The etymology of the word patriot shows us that it refers to those who share a common country. I know that some limit their concepts to that simply definition, but I think the idea is bigger than that—primarily thanks to the adoption of the term Patriot by those who fought the American Revolution. It came to mean those who believed in something bigger than just an identified section of land, but rather in the ideals and ideas shared by those who had the vision to see what a country might become.

 I think that, for the free countries of the West, this is underscored by those who have come and continue to come to our shores. They come for the ideals and the ideas—the freedom, the right to life, liberty, and the pursuit of happiness. They become citizens of the dreams.

Of course, they also become citizens of a real country. Given human frailty, no country has ever lived up entirely to what the visionaries imagined, but that does not mean that the ideas and ideals are not worth our loyalty. Fighting for those ideals often involves nothing more than becoming educated in the ideals and then acting on them. At the very least, a patriot should always be informed and vote.

 There is nothing of xenophobia inherent in patriotism. On the contrary. Countries that are free have traditionally been the ones that have come to the aid of others, whether during natural disasters or external threats to freedom. They have also often become the home for those from other lands. That is not to say that there aren't some people who are afraid of strangers and dress it up as patriotism—but a coat of paint does not make something true. Patriotism is a little like marriage: there is one to whom you are pledged and to whom you are faithful, but that doesn't mean you can't have a large circle of friends. 

Of course, if one's loyalty is to the ideas and ideals behind the flag, then one must be opposed to completely opposing ideals. One cannot smile and say of Hitler, for example, that he just had different ideas from ours, and that's just fine. It's not. However, disapproving of Hitler or Mussolini or Stalin is not xenophobia. If one truly believes in an ideal, then one must, but definition, believe the opposite is wrong. If justice is good, injustice must be bad. If freedom is good, oppression must be bad. It is meaningless to claim that one believes in something and then say the polar opposite has validty. If you believe opposites are both true, you don't really believe either.

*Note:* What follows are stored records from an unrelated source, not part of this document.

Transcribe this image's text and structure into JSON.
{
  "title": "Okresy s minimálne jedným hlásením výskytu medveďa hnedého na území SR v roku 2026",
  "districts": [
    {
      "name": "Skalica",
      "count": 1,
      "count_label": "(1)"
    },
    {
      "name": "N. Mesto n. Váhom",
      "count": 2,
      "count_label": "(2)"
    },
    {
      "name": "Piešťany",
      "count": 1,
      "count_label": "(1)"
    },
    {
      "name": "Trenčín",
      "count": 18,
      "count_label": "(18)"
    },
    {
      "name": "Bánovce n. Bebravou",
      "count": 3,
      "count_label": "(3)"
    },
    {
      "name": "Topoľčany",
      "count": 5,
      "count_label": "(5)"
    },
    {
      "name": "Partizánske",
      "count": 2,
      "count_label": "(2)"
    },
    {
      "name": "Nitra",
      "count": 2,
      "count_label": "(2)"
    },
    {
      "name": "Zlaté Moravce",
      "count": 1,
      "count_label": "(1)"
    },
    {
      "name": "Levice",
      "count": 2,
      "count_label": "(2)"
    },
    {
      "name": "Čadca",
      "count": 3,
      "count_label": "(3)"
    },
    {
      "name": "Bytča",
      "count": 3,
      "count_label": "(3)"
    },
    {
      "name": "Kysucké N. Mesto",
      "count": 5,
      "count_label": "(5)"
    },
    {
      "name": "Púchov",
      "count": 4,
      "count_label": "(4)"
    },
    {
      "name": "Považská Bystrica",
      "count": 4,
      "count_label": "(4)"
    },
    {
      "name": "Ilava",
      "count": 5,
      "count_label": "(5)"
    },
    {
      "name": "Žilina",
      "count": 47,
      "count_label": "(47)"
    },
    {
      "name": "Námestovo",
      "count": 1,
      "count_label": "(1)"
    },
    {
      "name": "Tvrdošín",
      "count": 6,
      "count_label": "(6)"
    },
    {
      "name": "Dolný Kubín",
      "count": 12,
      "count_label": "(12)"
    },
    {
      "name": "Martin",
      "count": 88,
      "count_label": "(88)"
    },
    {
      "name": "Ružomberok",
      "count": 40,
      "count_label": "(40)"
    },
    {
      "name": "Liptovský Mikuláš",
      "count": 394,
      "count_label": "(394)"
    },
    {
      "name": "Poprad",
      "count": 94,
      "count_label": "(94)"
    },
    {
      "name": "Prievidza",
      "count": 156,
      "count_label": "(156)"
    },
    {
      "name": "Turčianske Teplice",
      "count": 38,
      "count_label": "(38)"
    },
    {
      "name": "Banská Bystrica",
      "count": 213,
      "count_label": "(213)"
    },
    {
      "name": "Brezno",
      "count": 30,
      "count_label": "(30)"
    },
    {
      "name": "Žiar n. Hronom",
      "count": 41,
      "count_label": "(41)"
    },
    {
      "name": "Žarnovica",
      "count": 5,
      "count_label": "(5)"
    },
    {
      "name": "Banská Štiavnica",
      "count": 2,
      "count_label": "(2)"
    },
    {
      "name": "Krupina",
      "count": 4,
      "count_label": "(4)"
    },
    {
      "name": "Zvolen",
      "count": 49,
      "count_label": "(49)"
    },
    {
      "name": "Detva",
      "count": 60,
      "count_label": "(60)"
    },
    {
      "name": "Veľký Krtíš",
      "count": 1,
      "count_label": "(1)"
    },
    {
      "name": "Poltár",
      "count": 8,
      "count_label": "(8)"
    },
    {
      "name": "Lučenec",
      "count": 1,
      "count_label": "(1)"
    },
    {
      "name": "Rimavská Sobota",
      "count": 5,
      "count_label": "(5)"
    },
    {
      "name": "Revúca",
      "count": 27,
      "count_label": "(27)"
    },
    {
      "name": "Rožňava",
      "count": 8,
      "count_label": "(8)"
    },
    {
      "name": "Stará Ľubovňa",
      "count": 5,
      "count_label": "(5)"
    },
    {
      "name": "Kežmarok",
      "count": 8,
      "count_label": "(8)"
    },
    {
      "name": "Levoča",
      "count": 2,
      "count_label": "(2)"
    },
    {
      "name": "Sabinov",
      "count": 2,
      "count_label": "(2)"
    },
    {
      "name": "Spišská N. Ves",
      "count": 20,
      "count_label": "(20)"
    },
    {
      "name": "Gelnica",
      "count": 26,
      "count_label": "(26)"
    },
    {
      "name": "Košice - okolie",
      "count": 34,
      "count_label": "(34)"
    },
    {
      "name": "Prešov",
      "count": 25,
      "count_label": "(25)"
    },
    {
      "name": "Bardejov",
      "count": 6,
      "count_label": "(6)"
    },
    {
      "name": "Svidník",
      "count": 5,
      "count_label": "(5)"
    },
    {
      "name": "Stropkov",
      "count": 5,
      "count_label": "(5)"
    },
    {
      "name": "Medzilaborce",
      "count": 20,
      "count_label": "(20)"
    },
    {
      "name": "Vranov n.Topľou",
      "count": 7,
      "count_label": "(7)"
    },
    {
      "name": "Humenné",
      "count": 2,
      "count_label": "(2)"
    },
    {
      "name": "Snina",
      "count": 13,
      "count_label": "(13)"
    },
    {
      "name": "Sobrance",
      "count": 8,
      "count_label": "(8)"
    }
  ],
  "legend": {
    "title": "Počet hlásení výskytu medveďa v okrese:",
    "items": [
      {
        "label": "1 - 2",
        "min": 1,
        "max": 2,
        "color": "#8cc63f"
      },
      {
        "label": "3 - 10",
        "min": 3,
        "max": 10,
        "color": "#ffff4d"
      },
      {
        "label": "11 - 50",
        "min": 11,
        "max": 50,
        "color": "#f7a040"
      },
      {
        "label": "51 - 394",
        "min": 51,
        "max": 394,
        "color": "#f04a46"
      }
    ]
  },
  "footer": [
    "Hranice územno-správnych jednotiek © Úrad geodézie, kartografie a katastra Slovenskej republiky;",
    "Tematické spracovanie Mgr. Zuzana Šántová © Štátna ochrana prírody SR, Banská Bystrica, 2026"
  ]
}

I consider myself a Patriot because I value the ideals on which my country was built. I know that these ideals are not exclusive to my country, and I would probably feel comfortable in other countries that share these ideals. I feel at home in my country because of a shared culture and history, but I do not think that feeling at home in a place is the same as being patriotic. When I see the American flag on the Fourth of July, I don't think about how nice my neighbors or the fact that I know what to expect from people I encounter on the street—I think about the ideals, the dreams, the big ideas that formed the great experiment of freedom, and, of course, the cost. Because big ideas always have a price.